When I had Nora - I mean really HAD her - delivered her - it was the first time I was ever a patient in a hospital. The first time I had been cared for by a nurse. And the first time I ever really knew what I wanted to do in life.
I had gotten my degree s already, but I never had a desire to use them or to pursue those fields. After I graduated I took a job as an administrative assistant at a computer consulting firm. I was successful there, I moved up quickly and I was good at what I did, but I never truly felt fulfilled and I'm not sure I ever would have. After I quit I never missed it once. I am good at that stuff, but is it a calling? I don't think it is for me.
However, after coming home from having Nora, I honestly felt like I knew what I was meant to do - I wanted to be a nurse. And I still want to be a nurse. I dream of it. It is my biggest dream/wish/desire for my personal/individual future.

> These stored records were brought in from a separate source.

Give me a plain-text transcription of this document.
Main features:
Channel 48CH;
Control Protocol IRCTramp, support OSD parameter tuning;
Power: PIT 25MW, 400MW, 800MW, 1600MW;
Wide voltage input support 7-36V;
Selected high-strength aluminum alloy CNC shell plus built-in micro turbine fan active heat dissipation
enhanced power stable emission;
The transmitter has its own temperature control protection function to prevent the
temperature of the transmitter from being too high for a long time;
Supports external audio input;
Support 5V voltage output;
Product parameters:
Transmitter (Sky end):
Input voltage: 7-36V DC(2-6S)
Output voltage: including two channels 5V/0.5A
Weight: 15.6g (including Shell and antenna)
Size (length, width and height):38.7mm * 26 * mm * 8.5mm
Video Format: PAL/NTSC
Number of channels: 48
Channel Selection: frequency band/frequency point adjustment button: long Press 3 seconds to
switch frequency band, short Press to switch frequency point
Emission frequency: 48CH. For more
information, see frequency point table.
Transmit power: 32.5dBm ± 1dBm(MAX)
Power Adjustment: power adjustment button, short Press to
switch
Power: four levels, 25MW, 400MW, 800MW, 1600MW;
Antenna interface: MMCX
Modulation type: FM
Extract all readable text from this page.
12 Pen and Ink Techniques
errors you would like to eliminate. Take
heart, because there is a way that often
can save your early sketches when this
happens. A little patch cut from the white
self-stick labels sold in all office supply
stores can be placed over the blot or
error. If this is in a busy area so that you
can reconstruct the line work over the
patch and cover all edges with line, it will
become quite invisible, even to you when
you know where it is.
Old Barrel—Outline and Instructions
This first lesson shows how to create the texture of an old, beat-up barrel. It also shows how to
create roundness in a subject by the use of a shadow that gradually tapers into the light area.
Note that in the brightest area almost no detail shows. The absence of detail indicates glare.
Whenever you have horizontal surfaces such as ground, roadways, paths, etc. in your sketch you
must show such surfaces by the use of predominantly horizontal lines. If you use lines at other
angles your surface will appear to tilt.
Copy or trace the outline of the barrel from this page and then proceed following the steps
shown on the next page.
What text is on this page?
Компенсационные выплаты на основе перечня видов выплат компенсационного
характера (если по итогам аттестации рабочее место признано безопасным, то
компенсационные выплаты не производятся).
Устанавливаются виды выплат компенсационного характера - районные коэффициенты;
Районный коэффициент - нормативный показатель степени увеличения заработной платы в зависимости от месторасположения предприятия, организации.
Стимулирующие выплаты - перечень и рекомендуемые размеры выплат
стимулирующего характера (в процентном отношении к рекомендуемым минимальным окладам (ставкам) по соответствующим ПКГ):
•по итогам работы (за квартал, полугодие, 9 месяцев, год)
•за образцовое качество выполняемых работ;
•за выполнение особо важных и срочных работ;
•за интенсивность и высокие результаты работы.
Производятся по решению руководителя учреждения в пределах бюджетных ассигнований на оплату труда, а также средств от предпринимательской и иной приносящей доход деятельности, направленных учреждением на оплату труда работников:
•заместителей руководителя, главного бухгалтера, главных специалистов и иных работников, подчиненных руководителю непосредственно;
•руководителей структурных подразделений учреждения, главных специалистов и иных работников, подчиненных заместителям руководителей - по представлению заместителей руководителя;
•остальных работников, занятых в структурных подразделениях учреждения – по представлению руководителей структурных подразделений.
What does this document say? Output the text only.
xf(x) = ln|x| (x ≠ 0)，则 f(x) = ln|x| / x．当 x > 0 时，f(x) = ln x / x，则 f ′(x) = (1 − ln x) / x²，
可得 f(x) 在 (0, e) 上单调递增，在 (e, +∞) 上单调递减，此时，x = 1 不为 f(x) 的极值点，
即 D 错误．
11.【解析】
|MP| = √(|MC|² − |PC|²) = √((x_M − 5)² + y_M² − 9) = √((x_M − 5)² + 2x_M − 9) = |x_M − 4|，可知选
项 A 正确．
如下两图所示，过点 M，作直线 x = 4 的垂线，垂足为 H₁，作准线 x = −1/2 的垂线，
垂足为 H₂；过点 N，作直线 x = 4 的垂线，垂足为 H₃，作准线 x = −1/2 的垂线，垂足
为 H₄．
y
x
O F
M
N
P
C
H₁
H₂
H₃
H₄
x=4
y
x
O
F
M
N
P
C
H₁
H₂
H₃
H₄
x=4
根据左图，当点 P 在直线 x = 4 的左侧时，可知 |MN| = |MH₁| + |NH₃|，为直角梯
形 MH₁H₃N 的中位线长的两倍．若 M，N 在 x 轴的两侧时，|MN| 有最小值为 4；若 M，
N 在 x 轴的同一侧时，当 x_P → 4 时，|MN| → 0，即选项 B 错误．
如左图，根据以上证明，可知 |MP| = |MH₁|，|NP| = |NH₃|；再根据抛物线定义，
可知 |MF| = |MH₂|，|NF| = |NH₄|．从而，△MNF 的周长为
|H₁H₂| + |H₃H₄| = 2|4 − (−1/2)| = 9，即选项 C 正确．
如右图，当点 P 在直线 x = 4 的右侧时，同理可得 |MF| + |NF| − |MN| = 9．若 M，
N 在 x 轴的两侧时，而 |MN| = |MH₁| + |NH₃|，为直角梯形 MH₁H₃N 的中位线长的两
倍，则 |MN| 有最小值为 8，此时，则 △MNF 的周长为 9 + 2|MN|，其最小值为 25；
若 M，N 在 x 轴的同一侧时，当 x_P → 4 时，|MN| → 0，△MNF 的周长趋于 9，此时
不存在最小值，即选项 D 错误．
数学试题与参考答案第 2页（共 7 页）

Someday when the girls are older, Dave's schedule allows it and we can afford it I will go back to school and get my nursing degree. Right now I want to be a labor and delivery nurse, but that may change in time. It won't matter to me as long as I am doing what I feel called to do.
Over the last year or so I have felt even more passionate about wanting to do this. For me, nursing is probably one of the biggest ways that a vocation and ministry can intersect. How better for me to be an extension of the hand of God than to physically touch people, help people and give them a cup of cold water. Literally. How can that not be ministry?
As I reexamine my role in church, my views of ministry and my personal belief system it becomes clearer and clearer to me all the time that this is what I am called to do. I am eager to get started, but know that it will be several years yet until I can even go back to school and then another couple of years until I'm actually working. I'm anxious, but I'm willing to wait.
What is your biggest dream for your personal/individual future?